Gholam-Ali Riyahi also said the court had overturned the further five years of internal exile in a remote area that Ganji had originally been ordered to serve after his decade in prison, the official IRNA news agency reported.
The news comes just three weeks before voters are expected to give a second term in office to President Mohammad Khatami, whose pro-reform supporters widely see Ganji as a hero.
Ganji rocked Iranian society by implicating former president Akbar Hashemi Rafsanjani, as well as former intelligence chief Ali Fallahian, in the 1998 murders of several dissidents and intellectuals.
His attorney said the appeals court had upheld the charge of disseminating propaganda "against the system" but that a battery of other convictions, including acting against state security, had been overturned.
Riyahi said he expected Ganji, who has already served 13 months in jail since his April 2000 arrest, to be released "soon."

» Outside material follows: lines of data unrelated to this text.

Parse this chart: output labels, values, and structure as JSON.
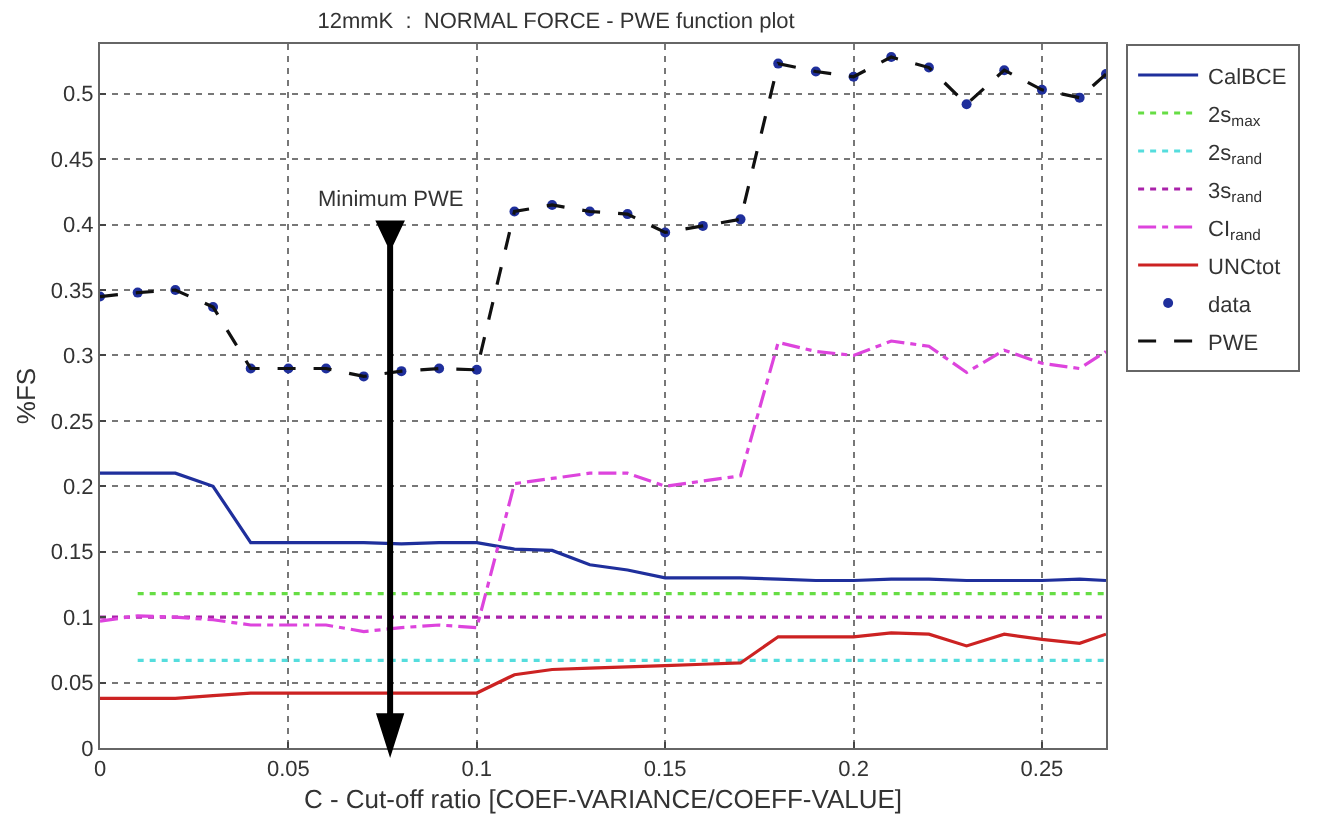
{
  "chart_data": {
    "type": "line",
    "title": "12mmK  :  NORMAL FORCE - PWE function plot",
    "xlabel": "C - Cut-off ratio [COEF-VARIANCE/COEFF-VALUE]",
    "ylabel": "%FS",
    "x": [
      0,
      0.01,
      0.02,
      0.03,
      0.04,
      0.05,
      0.06,
      0.07,
      0.08,
      0.09,
      0.1,
      0.11,
      0.12,
      0.13,
      0.14,
      0.15,
      0.16,
      0.17,
      0.18,
      0.19,
      0.2,
      0.21,
      0.22,
      0.23,
      0.24,
      0.25,
      0.26,
      0.267
    ],
    "series": [
      {
        "name": "CalBCE",
        "color": "#1f2f9c",
        "line_style": "solid",
        "values": [
          0.21,
          0.21,
          0.21,
          0.2,
          0.157,
          0.157,
          0.157,
          0.157,
          0.156,
          0.157,
          0.157,
          0.152,
          0.151,
          0.14,
          0.136,
          0.13,
          0.13,
          0.13,
          0.129,
          0.128,
          0.128,
          0.129,
          0.129,
          0.128,
          0.128,
          0.128,
          0.129,
          0.128
        ]
      },
      {
        "name": "2s$_{max}$",
        "color": "#66dd44",
        "line_style": "dotted",
        "x": [
          0.01,
          0.267
        ],
        "values": [
          0.118,
          0.118
        ]
      },
      {
        "name": "2s$_{rand}$",
        "color": "#55dddd",
        "line_style": "dotted",
        "x": [
          0.01,
          0.267
        ],
        "values": [
          0.067,
          0.067
        ]
      },
      {
        "name": "3s$_{rand}$",
        "color": "#aa22aa",
        "line_style": "dotted",
        "x": [
          0,
          0.267
        ],
        "values": [
          0.1,
          0.1
        ]
      },
      {
        "name": "CI$_{rand}$",
        "color": "#dd44dd",
        "line_style": "dashdot",
        "values": [
          0.097,
          0.101,
          0.1,
          0.098,
          0.094,
          0.094,
          0.094,
          0.089,
          0.092,
          0.094,
          0.092,
          0.202,
          0.206,
          0.21,
          0.21,
          0.2,
          0.204,
          0.208,
          0.31,
          0.303,
          0.3,
          0.311,
          0.307,
          0.287,
          0.304,
          0.294,
          0.29,
          0.303
        ]
      },
      {
        "name": "UNCtot",
        "color": "#cc2222",
        "line_style": "solid",
        "values": [
          0.038,
          0.038,
          0.038,
          0.04,
          0.042,
          0.042,
          0.042,
          0.042,
          0.042,
          0.042,
          0.042,
          0.056,
          0.06,
          0.061,
          0.062,
          0.063,
          0.064,
          0.065,
          0.085,
          0.085,
          0.085,
          0.088,
          0.087,
          0.078,
          0.087,
          0.083,
          0.08,
          0.087
        ]
      },
      {
        "name": "data",
        "type": "scatter",
        "marker": "circle",
        "color": "#1f2f9c",
        "values": [
          0.345,
          0.348,
          0.35,
          0.337,
          0.29,
          0.29,
          0.29,
          0.284,
          0.288,
          0.29,
          0.289,
          0.41,
          0.415,
          0.41,
          0.408,
          0.394,
          0.399,
          0.404,
          0.523,
          0.517,
          0.513,
          0.528,
          0.52,
          0.492,
          0.518,
          0.503,
          0.497,
          0.515
        ]
      },
      {
        "name": "PWE",
        "color": "#111111",
        "line_style": "dashed",
        "values": [
          0.345,
          0.348,
          0.35,
          0.337,
          0.29,
          0.29,
          0.29,
          0.284,
          0.288,
          0.29,
          0.289,
          0.41,
          0.415,
          0.41,
          0.408,
          0.394,
          0.399,
          0.404,
          0.523,
          0.517,
          0.513,
          0.528,
          0.52,
          0.492,
          0.518,
          0.503,
          0.497,
          0.515
        ]
      }
    ],
    "ref_lines": [
      {
        "axis": "x",
        "value": 0.077,
        "label": "Minimum PWE",
        "color": "#000000"
      }
    ],
    "xlim": [
      0,
      0.267
    ],
    "xticks": [
      0,
      0.05,
      0.1,
      0.15,
      0.2,
      0.25
    ],
    "ylim": [
      0,
      0.538
    ],
    "yticks": [
      0,
      0.05,
      0.1,
      0.15,
      0.2,
      0.25,
      0.3,
      0.35,
      0.4,
      0.45,
      0.5
    ],
    "grid": true,
    "legend": "top right"
  }
}
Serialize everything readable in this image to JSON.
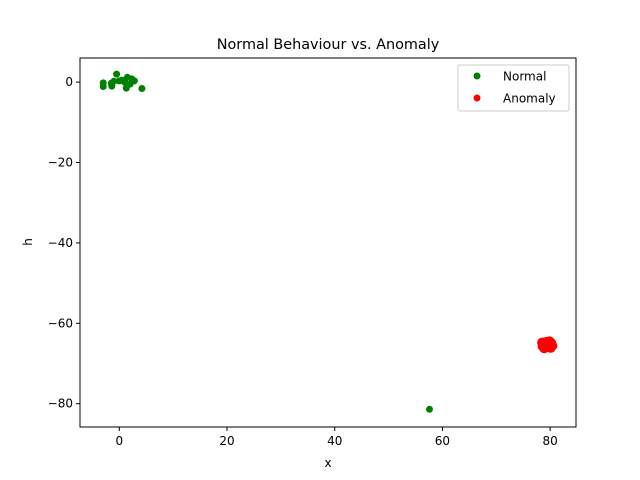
{
  "chart_data": {
    "type": "scatter",
    "title": "Normal Behaviour vs. Anomaly",
    "xlabel": "x",
    "ylabel": "h",
    "xlim": [
      -7.3,
      84.8
    ],
    "ylim": [
      -85.8,
      6.0
    ],
    "xticks": [
      0,
      20,
      40,
      60,
      80
    ],
    "yticks": [
      0,
      -20,
      -40,
      -60,
      -80
    ],
    "xtick_labels": [
      "0",
      "20",
      "40",
      "60",
      "80"
    ],
    "ytick_labels": [
      "0",
      "−20",
      "−40",
      "−60",
      "−80"
    ],
    "grid": false,
    "legend_position": "top-right",
    "series": [
      {
        "name": "Normal",
        "color": "#008000",
        "points": [
          [
            -3.0,
            -0.2
          ],
          [
            -3.0,
            -1.1
          ],
          [
            -1.5,
            -0.3
          ],
          [
            -1.4,
            -1.0
          ],
          [
            -1.0,
            0.2
          ],
          [
            -0.5,
            2.0
          ],
          [
            0.0,
            0.3
          ],
          [
            0.5,
            0.5
          ],
          [
            1.0,
            0.0
          ],
          [
            1.3,
            -1.5
          ],
          [
            1.5,
            1.2
          ],
          [
            2.0,
            -0.5
          ],
          [
            2.3,
            0.8
          ],
          [
            2.8,
            0.3
          ],
          [
            4.2,
            -1.6
          ],
          [
            57.6,
            -81.4
          ]
        ]
      },
      {
        "name": "Anomaly",
        "color": "#ff0000",
        "points": [
          [
            78.5,
            -64.8
          ],
          [
            79.0,
            -65.5
          ],
          [
            79.5,
            -64.6
          ],
          [
            80.0,
            -65.3
          ],
          [
            79.2,
            -66.0
          ],
          [
            80.2,
            -64.9
          ],
          [
            78.8,
            -65.2
          ],
          [
            79.7,
            -65.8
          ],
          [
            80.4,
            -65.6
          ],
          [
            79.1,
            -64.7
          ],
          [
            78.6,
            -65.7
          ],
          [
            80.1,
            -66.1
          ],
          [
            79.4,
            -65.1
          ],
          [
            79.9,
            -64.5
          ],
          [
            78.9,
            -66.2
          ]
        ]
      }
    ]
  }
}
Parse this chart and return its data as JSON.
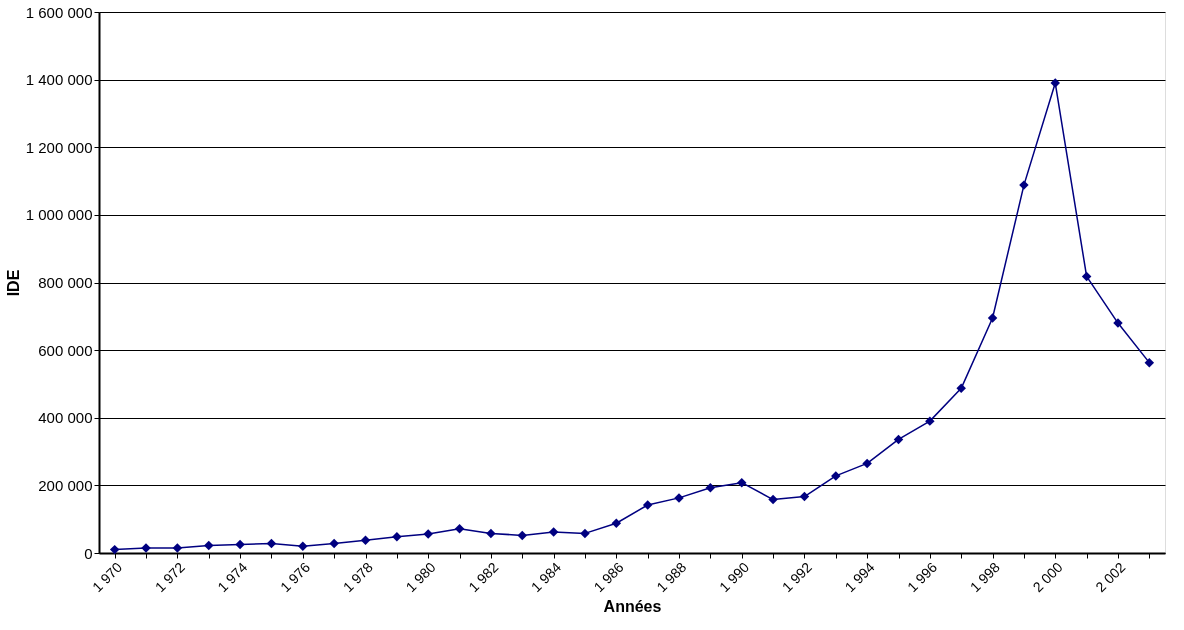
{
  "chart_data": {
    "type": "line",
    "xlabel": "Années",
    "ylabel": "IDE",
    "categories": [
      "1 970",
      null,
      "1 972",
      null,
      "1 974",
      null,
      "1 976",
      null,
      "1 978",
      null,
      "1 980",
      null,
      "1 982",
      null,
      "1 984",
      null,
      "1 986",
      null,
      "1 988",
      null,
      "1 990",
      null,
      "1 992",
      null,
      "1 994",
      null,
      "1 996",
      null,
      "1 998",
      null,
      "2 000",
      null,
      "2 002",
      null
    ],
    "series": [
      {
        "color": "#000080",
        "values": [
          10000,
          15000,
          15000,
          22000,
          25000,
          28000,
          20000,
          28000,
          38000,
          48000,
          56000,
          72000,
          58000,
          52000,
          62000,
          58000,
          88000,
          142000,
          163000,
          193000,
          208000,
          158000,
          167000,
          228000,
          265000,
          336000,
          390000,
          487000,
          695000,
          1088000,
          1390000,
          818000,
          680000,
          563000
        ]
      }
    ],
    "ylim": [
      0,
      1600000
    ],
    "yticks": [
      {
        "value": 0,
        "label": "0"
      },
      {
        "value": 200000,
        "label": "200 000"
      },
      {
        "value": 400000,
        "label": "400 000"
      },
      {
        "value": 600000,
        "label": "600 000"
      },
      {
        "value": 800000,
        "label": "800 000"
      },
      {
        "value": 1000000,
        "label": "1 000 000"
      },
      {
        "value": 1200000,
        "label": "1 200 000"
      },
      {
        "value": 1400000,
        "label": "1 400 000"
      },
      {
        "value": 1600000,
        "label": "1 600 000"
      }
    ],
    "grid": "y",
    "legend": false,
    "marker": "diamond",
    "line_style": "solid"
  }
}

But a judiciary official said that Ganji was still to face trial on charges a number of charges, including defamation and publishing insults and lies, in his speeches, books and articles.
The official, who asked not to be identified, said the courts were still investigating the charges.

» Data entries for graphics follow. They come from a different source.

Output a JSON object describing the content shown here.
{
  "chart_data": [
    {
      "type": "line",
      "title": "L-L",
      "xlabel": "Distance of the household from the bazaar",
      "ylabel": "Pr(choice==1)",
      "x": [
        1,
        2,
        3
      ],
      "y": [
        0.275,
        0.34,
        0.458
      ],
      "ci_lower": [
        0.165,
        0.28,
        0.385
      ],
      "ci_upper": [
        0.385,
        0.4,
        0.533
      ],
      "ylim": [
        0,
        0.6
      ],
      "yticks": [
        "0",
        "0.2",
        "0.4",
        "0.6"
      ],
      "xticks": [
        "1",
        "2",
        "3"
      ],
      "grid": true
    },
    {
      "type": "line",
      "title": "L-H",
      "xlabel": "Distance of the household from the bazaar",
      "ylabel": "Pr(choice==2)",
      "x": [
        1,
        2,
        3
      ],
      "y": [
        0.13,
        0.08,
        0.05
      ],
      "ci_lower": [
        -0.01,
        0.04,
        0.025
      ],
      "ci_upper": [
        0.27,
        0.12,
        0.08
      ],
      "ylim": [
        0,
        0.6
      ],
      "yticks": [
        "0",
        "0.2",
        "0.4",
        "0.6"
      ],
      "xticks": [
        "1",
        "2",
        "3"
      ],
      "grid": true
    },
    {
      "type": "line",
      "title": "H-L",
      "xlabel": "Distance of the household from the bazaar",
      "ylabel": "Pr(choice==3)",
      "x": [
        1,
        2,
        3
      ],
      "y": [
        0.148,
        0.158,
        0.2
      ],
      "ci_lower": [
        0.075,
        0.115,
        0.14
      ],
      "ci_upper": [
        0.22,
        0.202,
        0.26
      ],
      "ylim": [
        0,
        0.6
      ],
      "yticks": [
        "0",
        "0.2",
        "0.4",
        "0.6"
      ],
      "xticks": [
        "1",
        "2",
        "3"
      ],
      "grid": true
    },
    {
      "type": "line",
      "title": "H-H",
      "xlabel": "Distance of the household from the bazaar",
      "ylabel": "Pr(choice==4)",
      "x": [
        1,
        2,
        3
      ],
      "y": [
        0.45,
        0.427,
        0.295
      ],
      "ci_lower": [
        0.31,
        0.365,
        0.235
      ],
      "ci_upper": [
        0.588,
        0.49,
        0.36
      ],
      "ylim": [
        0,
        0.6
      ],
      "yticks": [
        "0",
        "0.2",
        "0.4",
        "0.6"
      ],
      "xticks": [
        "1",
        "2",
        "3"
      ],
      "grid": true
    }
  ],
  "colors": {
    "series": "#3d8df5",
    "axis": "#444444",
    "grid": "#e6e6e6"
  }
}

Ganji was imprisoned after returning from Berlin, where he attended a controversial conference on the future of reforms in Iran that sparked widespread outrage among officials here.
Tehran's revolutionary court sentenced him in January on a variety of charges, including attending the "un-Islamic" Berlin conference.
The court charged that the gathering, which was disrupted by Iran's exiled opposition, was aimed at overthrowing the Iranian clerical regime.
It had been organized by a foundation with links to Germany's Greens party, and Berlin summoned Iran's ambassador to protest after the verdicts were announced in January.
Nine other people were convicted over the conference, including Said Sadr, a translator for the German embassy in Tehran who also got a 10-year sentence.
All appealed the verdict, and there has been no word as yet on where those appeals stand.
Six other people were acquitted.
The Ganji case electrified Iran's political scene, particularly after he used a court appearance last year to directly name Fallahian, who had been identified in Ganji's writings only as the "master key" behind the killings.
The intelligence ministry acknowledged that rogue agents, two of whom were later sentenced to death, were behind the assassinations but denied that any top officials had been involved.
Said Emami, the agent named as the mastermind behind the killings, was reported to have committed suicide in prison.
Fallahian, who has presented himself as a candidate for the June 8th presidential election, has denied any role in the murders.